Ruth rushes to the hospital; Mama had a stroke and died in the ambulance. Ruth lets herself into Mama's room and gently washes her mother's body. After Ruth finishes, Adisa comes in, wailing. When she finally stops crying, they fall into each other's arms. Adisa says she told Wallace Mercy to go away, and that Ruth is her only sister.
By placing Rachel's childhood insistence that Ruth is her only sister alongside a similar scene as adults, the novel suggests that family is something that endures and continues to teach people how to humanize each other and care for one another.

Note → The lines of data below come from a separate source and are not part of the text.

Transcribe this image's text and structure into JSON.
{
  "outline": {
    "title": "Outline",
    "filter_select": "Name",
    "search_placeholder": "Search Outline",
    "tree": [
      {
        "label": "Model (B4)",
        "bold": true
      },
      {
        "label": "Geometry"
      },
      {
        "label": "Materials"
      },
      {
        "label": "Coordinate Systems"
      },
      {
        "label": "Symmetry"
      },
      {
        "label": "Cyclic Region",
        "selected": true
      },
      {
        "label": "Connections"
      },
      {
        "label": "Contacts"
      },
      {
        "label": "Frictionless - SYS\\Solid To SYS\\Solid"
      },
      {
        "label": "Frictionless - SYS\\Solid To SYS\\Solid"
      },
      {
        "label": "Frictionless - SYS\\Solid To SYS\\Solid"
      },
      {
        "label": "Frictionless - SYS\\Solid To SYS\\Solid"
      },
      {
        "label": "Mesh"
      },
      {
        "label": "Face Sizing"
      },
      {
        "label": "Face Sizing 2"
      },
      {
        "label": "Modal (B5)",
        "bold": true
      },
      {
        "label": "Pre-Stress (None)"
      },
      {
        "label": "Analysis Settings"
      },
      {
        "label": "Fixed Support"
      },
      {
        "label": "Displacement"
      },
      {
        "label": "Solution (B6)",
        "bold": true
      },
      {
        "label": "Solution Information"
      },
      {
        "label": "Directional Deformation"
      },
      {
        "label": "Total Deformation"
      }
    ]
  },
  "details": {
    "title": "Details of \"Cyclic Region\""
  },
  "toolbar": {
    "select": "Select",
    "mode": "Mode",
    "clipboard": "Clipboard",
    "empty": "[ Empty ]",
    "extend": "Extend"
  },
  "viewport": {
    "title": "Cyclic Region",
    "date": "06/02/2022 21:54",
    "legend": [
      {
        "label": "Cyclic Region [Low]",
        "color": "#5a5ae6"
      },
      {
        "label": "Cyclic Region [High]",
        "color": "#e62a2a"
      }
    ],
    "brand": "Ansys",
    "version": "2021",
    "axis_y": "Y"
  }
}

Mama's funeral is a lavish affair in her Harlem church. Ms. Mina has bought the fanciest casket, and people shuffle past, looking at Mama. Ruth wanted to bury Mama in her scarf, but she couldn't find it. When the service begins, Ruth notices that Kennedy and an older woman are there among the sea of black faces. Mama's friends speak and then Adisa speaks. Ruth speaks next and chokes back panic. Her jokes fall flat, but she talks about how the only thing Mama was truly proud of was her children. Ruth wonders if this was actually true as she starts to cry. She thinks back to Mama's words at Christina's slumber party—that they'll be waiting for her when Ruth is ready, and thinks that Mama was referring to this congregation. Adisa finally leads Ruth back to her seat.
Ruth now understands that Mama wanted Ruth to realize that this church congregation would always be there for her. Mama was aware that even if Ruth became successful and assimilated into white culture, there would still be times when Ruth wasn't truly welcome in her white community. With this, it becomes clear that Mama knew what Ruth was getting into, and she wanted to make sure Ruth had a place to go when things went south.
The group reconvenes at Mama's apartment after the graveside ceremony. Ruth takes refuge in the kitchen and looks through Mama's partially finished handwritten cookbook. Kennedy interrupts Ruth, introduces Ava, and asks about the cookbook. Bitterly, Ruth says that Mama wasted her life slaving away for someone else and was too busy to finish it. Ava takes an old photograph out and hands it to Ruth. It's of her as a child with Beattie, and Ruth can tell that the two loved each other. Ava says that Mama didn't waste her life as Kennedy embraces Ruth.
Ava's photograph acts as an indicator that family doesn't have to be bound by blood, and that receiving a paycheck doesn't mean that people can't love each other like family. This helps Ruth to make sense of Mama's choice to work for Ms. Mina until the day she died, as she's able to understand more fully that Mama likely loved the Hallowells, just as Ava and Beattie loved each other.